School board, district officials hear presentation on conversion to LED lighting at both buildings

By Daniel E. McGonigle

General Manager

The Caledonia Argus

Following a presentation by Jeff Kath and Chris Wendling, lighting & energy design consultants with The Retrofit Companies, Inc., regarding lighting in the Caledonia school district, board officials are left to wonder if there might be cheaper options available.

Kath explained that there is a life-expectancy of 15 to 20 years on the lights currently at the school.

“Most of the original fixtures at the school have a life expectancy of 60,000 hours,” Kath said. “Usually about 15-20 years in our experience.”

So the district is looking at ways to update and upgrade the fixtures, including the ballasts.

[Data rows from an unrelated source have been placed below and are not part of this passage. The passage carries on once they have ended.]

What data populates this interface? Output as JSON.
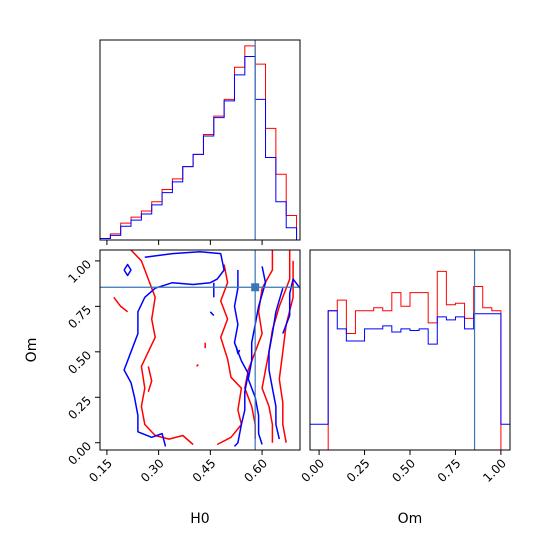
{
  "colors": {
    "series_a": "#ff0000",
    "series_b": "#0000ff",
    "truth": "#3a75b5",
    "axes": "#000000"
  },
  "chart_data": [
    {
      "type": "histogram",
      "panel": "H0 marginal",
      "xlim": [
        0.13,
        0.71
      ],
      "x_ticks": [
        0.15,
        0.3,
        0.45,
        0.6
      ],
      "truth_line": 0.58,
      "y_ticks_shown": false,
      "bin_edges": [
        0.13,
        0.16,
        0.19,
        0.22,
        0.25,
        0.28,
        0.31,
        0.34,
        0.37,
        0.4,
        0.43,
        0.46,
        0.49,
        0.52,
        0.55,
        0.58,
        0.61,
        0.64,
        0.67,
        0.7
      ],
      "series": [
        {
          "color": "red",
          "values": [
            1,
            4,
            11,
            15,
            19,
            25,
            33,
            40,
            48,
            56,
            69,
            81,
            92,
            113,
            127,
            115,
            73,
            43,
            16
          ]
        },
        {
          "color": "blue",
          "values": [
            1,
            3,
            9,
            13,
            17,
            23,
            31,
            38,
            48,
            56,
            68,
            80,
            91,
            108,
            120,
            92,
            54,
            25,
            8
          ]
        }
      ]
    },
    {
      "type": "contour",
      "panel": "H0 vs Om",
      "xlabel": "H0",
      "ylabel": "Om",
      "xlim": [
        0.13,
        0.71
      ],
      "ylim": [
        -0.04,
        1.06
      ],
      "x_tick_labels": [
        "0.15",
        "0.30",
        "0.45",
        "0.60"
      ],
      "x_ticks": [
        0.15,
        0.3,
        0.45,
        0.6
      ],
      "y_tick_labels": [
        "0.00",
        "0.25",
        "0.50",
        "0.75",
        "1.00"
      ],
      "y_ticks": [
        0.0,
        0.25,
        0.5,
        0.75,
        1.0
      ],
      "truth_point": [
        0.58,
        0.855
      ],
      "series": [
        {
          "color": "red",
          "contours": [
            [
              [
                0.22,
                1.06
              ],
              [
                0.25,
                1.0
              ],
              [
                0.27,
                0.9
              ],
              [
                0.29,
                0.8
              ],
              [
                0.28,
                0.68
              ],
              [
                0.29,
                0.58
              ],
              [
                0.27,
                0.5
              ],
              [
                0.25,
                0.42
              ],
              [
                0.26,
                0.3
              ],
              [
                0.25,
                0.2
              ],
              [
                0.26,
                0.1
              ],
              [
                0.29,
                0.04
              ],
              [
                0.33,
                0.02
              ],
              [
                0.37,
                0.04
              ],
              [
                0.4,
                -0.01
              ]
            ],
            [
              [
                0.21,
                0.72
              ],
              [
                0.19,
                0.75
              ],
              [
                0.17,
                0.8
              ]
            ],
            [
              [
                0.49,
                0.98
              ],
              [
                0.5,
                0.88
              ],
              [
                0.48,
                0.78
              ],
              [
                0.5,
                0.68
              ],
              [
                0.48,
                0.58
              ],
              [
                0.5,
                0.46
              ],
              [
                0.51,
                0.36
              ],
              [
                0.54,
                0.3
              ],
              [
                0.53,
                0.18
              ],
              [
                0.54,
                0.1
              ],
              [
                0.51,
                0.03
              ],
              [
                0.47,
                -0.01
              ]
            ],
            [
              [
                0.63,
                1.06
              ],
              [
                0.63,
                0.95
              ],
              [
                0.6,
                0.85
              ],
              [
                0.59,
                0.72
              ],
              [
                0.6,
                0.6
              ],
              [
                0.58,
                0.5
              ],
              [
                0.56,
                0.4
              ],
              [
                0.55,
                0.3
              ],
              [
                0.57,
                0.2
              ],
              [
                0.58,
                0.1
              ],
              [
                0.58,
                0.02
              ]
            ],
            [
              [
                0.68,
                1.06
              ],
              [
                0.68,
                0.9
              ],
              [
                0.65,
                0.75
              ],
              [
                0.63,
                0.62
              ],
              [
                0.62,
                0.5
              ],
              [
                0.61,
                0.4
              ],
              [
                0.6,
                0.3
              ],
              [
                0.62,
                0.2
              ],
              [
                0.63,
                0.1
              ],
              [
                0.63,
                0.0
              ]
            ],
            [
              [
                0.69,
                1.0
              ],
              [
                0.69,
                0.8
              ],
              [
                0.67,
                0.65
              ],
              [
                0.66,
                0.5
              ],
              [
                0.65,
                0.35
              ],
              [
                0.66,
                0.22
              ],
              [
                0.66,
                0.1
              ],
              [
                0.67,
                0.0
              ]
            ],
            [
              [
                0.27,
                0.42
              ],
              [
                0.28,
                0.34
              ],
              [
                0.27,
                0.28
              ]
            ],
            [
              [
                0.435,
                0.55
              ],
              [
                0.435,
                0.52
              ]
            ],
            [
              [
                0.41,
                0.42
              ],
              [
                0.415,
                0.43
              ]
            ]
          ]
        },
        {
          "color": "blue",
          "contours": [
            [
              [
                0.26,
                1.02
              ],
              [
                0.34,
                1.04
              ],
              [
                0.42,
                1.05
              ],
              [
                0.48,
                1.04
              ],
              [
                0.49,
                0.95
              ],
              [
                0.47,
                0.9
              ],
              [
                0.45,
                0.88
              ],
              [
                0.4,
                0.87
              ],
              [
                0.34,
                0.88
              ],
              [
                0.29,
                0.85
              ],
              [
                0.26,
                0.8
              ],
              [
                0.24,
                0.72
              ],
              [
                0.24,
                0.6
              ],
              [
                0.22,
                0.5
              ],
              [
                0.2,
                0.4
              ],
              [
                0.22,
                0.33
              ],
              [
                0.23,
                0.25
              ],
              [
                0.24,
                0.15
              ],
              [
                0.24,
                0.06
              ],
              [
                0.28,
                0.03
              ],
              [
                0.31,
                0.05
              ],
              [
                0.32,
                -0.02
              ]
            ],
            [
              [
                0.2,
                0.95
              ],
              [
                0.21,
                0.98
              ],
              [
                0.22,
                0.95
              ],
              [
                0.21,
                0.92
              ],
              [
                0.2,
                0.95
              ]
            ],
            [
              [
                0.53,
                0.95
              ],
              [
                0.53,
                0.85
              ],
              [
                0.52,
                0.75
              ],
              [
                0.53,
                0.65
              ],
              [
                0.52,
                0.55
              ],
              [
                0.54,
                0.45
              ],
              [
                0.56,
                0.38
              ],
              [
                0.55,
                0.28
              ],
              [
                0.55,
                0.18
              ],
              [
                0.54,
                0.1
              ],
              [
                0.53,
                0.0
              ],
              [
                0.52,
                -0.02
              ]
            ],
            [
              [
                0.6,
                0.97
              ],
              [
                0.61,
                0.88
              ],
              [
                0.59,
                0.75
              ],
              [
                0.58,
                0.65
              ],
              [
                0.57,
                0.55
              ],
              [
                0.57,
                0.45
              ],
              [
                0.56,
                0.35
              ],
              [
                0.58,
                0.25
              ],
              [
                0.59,
                0.15
              ],
              [
                0.59,
                0.05
              ],
              [
                0.6,
                -0.01
              ]
            ],
            [
              [
                0.66,
                0.85
              ],
              [
                0.64,
                0.72
              ],
              [
                0.63,
                0.6
              ],
              [
                0.62,
                0.5
              ],
              [
                0.62,
                0.4
              ],
              [
                0.63,
                0.3
              ],
              [
                0.64,
                0.2
              ],
              [
                0.64,
                0.1
              ],
              [
                0.65,
                0.02
              ]
            ],
            [
              [
                0.71,
                0.85
              ],
              [
                0.69,
                0.9
              ],
              [
                0.68,
                0.82
              ],
              [
                0.68,
                0.7
              ],
              [
                0.66,
                0.6
              ]
            ],
            [
              [
                0.46,
                0.88
              ],
              [
                0.46,
                0.8
              ]
            ],
            [
              [
                0.525,
                0.53
              ],
              [
                0.53,
                0.49
              ],
              [
                0.535,
                0.51
              ]
            ],
            [
              [
                0.45,
                0.72
              ],
              [
                0.46,
                0.7
              ]
            ]
          ]
        }
      ]
    },
    {
      "type": "histogram",
      "panel": "Om marginal",
      "xlabel": "Om",
      "xlim": [
        -0.05,
        1.05
      ],
      "x_tick_labels": [
        "0.00",
        "0.25",
        "0.50",
        "0.75",
        "1.00"
      ],
      "x_ticks": [
        0.0,
        0.25,
        0.5,
        0.75,
        1.0
      ],
      "truth_line": 0.855,
      "y_ticks_shown": false,
      "bin_edges": [
        -0.05,
        0.0,
        0.05,
        0.1,
        0.15,
        0.2,
        0.25,
        0.3,
        0.35,
        0.4,
        0.45,
        0.5,
        0.55,
        0.6,
        0.65,
        0.7,
        0.75,
        0.8,
        0.85,
        0.9,
        0.95,
        1.0,
        1.05
      ],
      "series": [
        {
          "color": "red",
          "values": [
            0,
            0,
            92,
            99,
            77,
            92,
            92,
            94,
            92,
            104,
            95,
            104,
            104,
            84,
            118,
            96,
            97,
            87,
            108,
            94,
            92,
            0
          ]
        },
        {
          "color": "blue",
          "values": [
            17,
            17,
            92,
            80,
            72,
            72,
            80,
            80,
            82,
            78,
            80,
            79,
            80,
            70,
            88,
            86,
            88,
            80,
            90,
            90,
            90,
            17
          ]
        }
      ]
    }
  ]
}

“What you have now are known as ‘T-8 fluorescent’ and five years ago that would have been the best technology in the market,” said Kath. “Now LED has greatly improved in the area of efficiency.”

Wendling told board members at a board retreat meeting held on July 11, that he expects the district to need to replace ballasts in the coming “year to year and a-half.”

“Once they start to go, it’s like popcorn,” he said. “You’ll see a cascading effect.”

There are about 1,700 ballasts in the high school alone, some with two, some with three and others with four lamps each.

“So averaging out three lamps in each ballast, there are 5,100 lamps in the high school,” Wendling said.

Kath said that even placing new lights, 30 to 50 percent of the ballasts will fail after reaching the 60,000 hour threshold.

School board members would like to continue to review what to do about the potential need to replace the lights.

The board has set aside some money from the $495,000 maximum effort tax relief that it has and will receive over the next four years (five years total).

“We want to use that money for the projects that give us the best return on investment,” said superintendent Ben Barton.

The ROI on the light project could mean savings that would pay for the cost of instillation by reducing the district’s monthly electric bills.

Currently the district pays between $16,000 and $20,000 per month to the city on their electric, water and sewer bill.

Using more economic LED lights would save considerable money on that monthly cost, even if the cost of installing different ballasts, etc., would be expensive up front.

No decisions were made and the district is going to continue to review its options regarding the transition to an all LED school.